Mr. Speaker, I was summarizing the fact that the Liberals are the ones who have destroyed the Canada Health Act. They are the ones who have destroyed the accessibility, portability, comprehensiveness and universality of the health care program. They are the Kevorkians of health care.
What are the solutions? One solution is obviously that of funding. There is a need to return that funding. Over the 10 year period from 1993 to 2004 the Liberals have cut $36 billion from health care. We need co-operation between the provincial and federal governments, not using the axe as a hammer and not staying with the socialized state run health care system which was good in the 1960s but is not good in the 21st century.
We only have to look at today's newspapers to see what the government is doing with the provinces. Whether it is the health minister and his drive-by smear or the Prime Minister promising the status quo on health care, over and over again there is the attack on the provinces.
We are 23rd out of the 29 OECD countries when it comes to technology. Germany, Sweden and other countries have looked at new and modern methods of surgery. They are putting us in the dark ages in comparison. One only has to visit hospitals across the country to find that out.
We need to stop scaring people and stop using emotion. We need to stop threatening two tier U.S. for profit health care. Everybody is opposed to it. Let us make that clear and stop scaring seniors in particular.
Let us talk about the waiting lists. Let us talk about technology and the shortage of specialists. Let us talk about the brain drain. Let us talk about what we are going to do about long term care patients and the fact that one in ten Canadians today are over 65. In 25 years one in five Canadians will be over the age of 65. These are the real problems which members should be talking about and for which we should be trying to find solutions in co-operation with the provinces instead of constantly hammering the provinces.
We need to fix the Canada Health Act. We need to talk about clarifying the role of the provinces and the role of the federal government. This has to be looked at with an intelligent approach, not based strictly on emotion but based on an unsustainable system where the status quo is not acceptable.

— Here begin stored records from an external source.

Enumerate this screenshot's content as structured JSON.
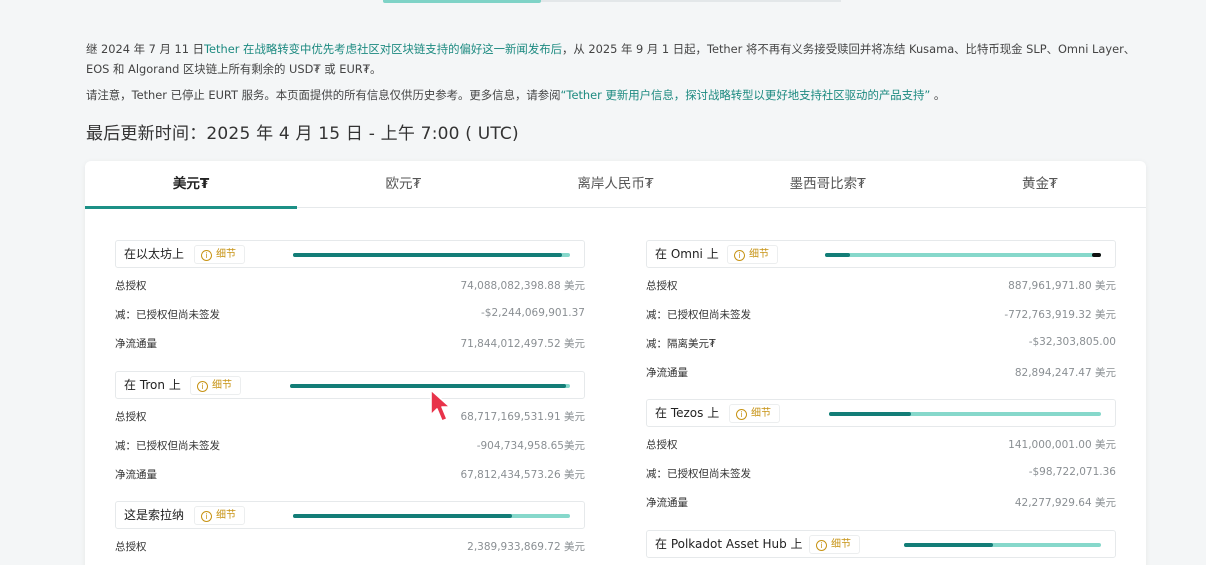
{
  "notice": {
    "line1_prefix": "继 2024 年 7 月 11 日",
    "line1_link": "Tether 在战略转变中优先考虑社区对区块链支持的偏好这一新闻发布后",
    "line1_rest": "，从 2025 年 9 月 1 日起，Tether 将不再有义务接受赎回并将冻结 Kusama、比特币现金 SLP、Omni Layer、EOS 和 Algorand 区块链上所有剩余的 USD₮ 或 EUR₮。",
    "line2_prefix": "请注意，Tether 已停止 EURT 服务。本页面提供的所有信息仅供历史参考。更多信息，请参阅",
    "line2_link": "“Tether 更新用户信息，探讨战略转型以更好地支持社区驱动的产品支持”",
    "line2_suffix": " 。"
  },
  "updated": "最后更新时间：2025 年 4 月 15 日 - 上午 7:00 ( UTC)",
  "tabs": [
    "美元₮",
    "欧元₮",
    "离岸人民币₮",
    "墨西哥比索₮",
    "黄金₮"
  ],
  "detail_label": "细节",
  "left": [
    {
      "name": "在以太坊上",
      "bar_fraction": 0.97,
      "rows": [
        {
          "label": "总授权",
          "value": "74,088,082,398.88 美元"
        },
        {
          "label": "减：已授权但尚未签发",
          "value": "-$2,244,069,901.37"
        },
        {
          "label": "净流通量",
          "value": "71,844,012,497.52 美元"
        }
      ]
    },
    {
      "name": "在 Tron 上",
      "bar_fraction": 0.985,
      "rows": [
        {
          "label": "总授权",
          "value": "68,717,169,531.91 美元"
        },
        {
          "label": "减：已授权但尚未签发",
          "value": "-904,734,958.65美元"
        },
        {
          "label": "净流通量",
          "value": "67,812,434,573.26 美元"
        }
      ]
    },
    {
      "name": "这是索拉纳",
      "bar_fraction": 0.79,
      "rows": [
        {
          "label": "总授权",
          "value": "2,389,933,869.72 美元"
        }
      ]
    }
  ],
  "right": [
    {
      "name": "在 Omni 上",
      "bar_fraction": 0.09,
      "rows": [
        {
          "label": "总授权",
          "value": "887,961,971.80 美元"
        },
        {
          "label": "减：已授权但尚未签发",
          "value": "-772,763,919.32 美元"
        },
        {
          "label": "减：隔离美元₮",
          "value": "-$32,303,805.00"
        },
        {
          "label": "净流通量",
          "value": "82,894,247.47 美元"
        }
      ]
    },
    {
      "name": "在 Tezos 上",
      "bar_fraction": 0.3,
      "rows": [
        {
          "label": "总授权",
          "value": "141,000,001.00 美元"
        },
        {
          "label": "减：已授权但尚未签发",
          "value": "-$98,722,071.36"
        },
        {
          "label": "净流通量",
          "value": "42,277,929.64 美元"
        }
      ]
    },
    {
      "name": "在 Polkadot Asset Hub 上",
      "bar_fraction": 0.45,
      "rows": []
    }
  ],
  "colors": {
    "accent": "#1c9086",
    "bar_fill": "#137d77",
    "bar_track": "#86d8cb",
    "detail": "#c79314"
  }
}
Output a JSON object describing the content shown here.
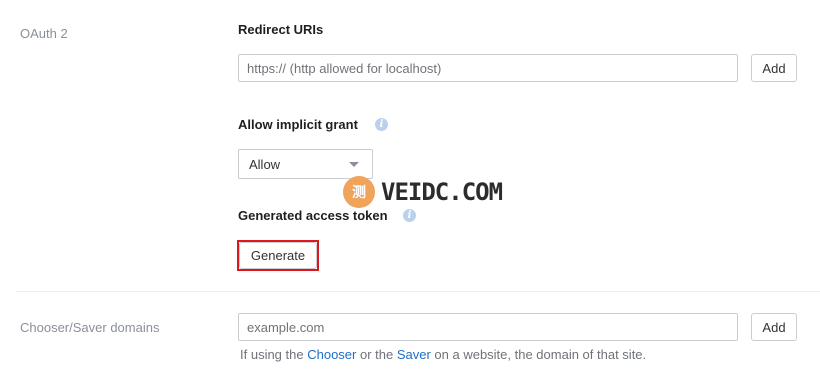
{
  "oauth": {
    "section_label": "OAuth 2",
    "redirect_title": "Redirect URIs",
    "redirect_placeholder": "https:// (http allowed for localhost)",
    "redirect_add_label": "Add",
    "implicit_title": "Allow implicit grant",
    "implicit_selected": "Allow",
    "token_title": "Generated access token",
    "generate_label": "Generate"
  },
  "chooser": {
    "section_label": "Chooser/Saver domains",
    "placeholder": "example.com",
    "add_label": "Add",
    "help_prefix": "If using the ",
    "help_chooser": "Chooser",
    "help_or": " or the ",
    "help_saver": "Saver",
    "help_suffix": " on a website, the domain of that site."
  },
  "watermark": {
    "badge": "测",
    "text": "VEIDC.COM"
  },
  "colors": {
    "highlight": "#e0161d",
    "link": "#1f6fc6",
    "info_icon": "#b9d1ec"
  },
  "icons": {
    "info": "info-icon",
    "dropdown": "chevron-down-icon"
  }
}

We need a results based health care system, one that is centred around the patient. We need patient centred health care where we worry more about the patient than we worry about the system. If we start from this grassroots basis we will deliver a health care system people will be happy with.
Above all we have to encourage provinces to try pilot projects. Maybe Bill 11 in Alberta is not the answer. At least the federal government should want to try new things as pilot projects and not threaten the provinces to cut off the funding. We cannot smear the provincial governments. It is not the way to build co-operation.
I ask the government to stop playing politics with our health care system. Let us find some solutions.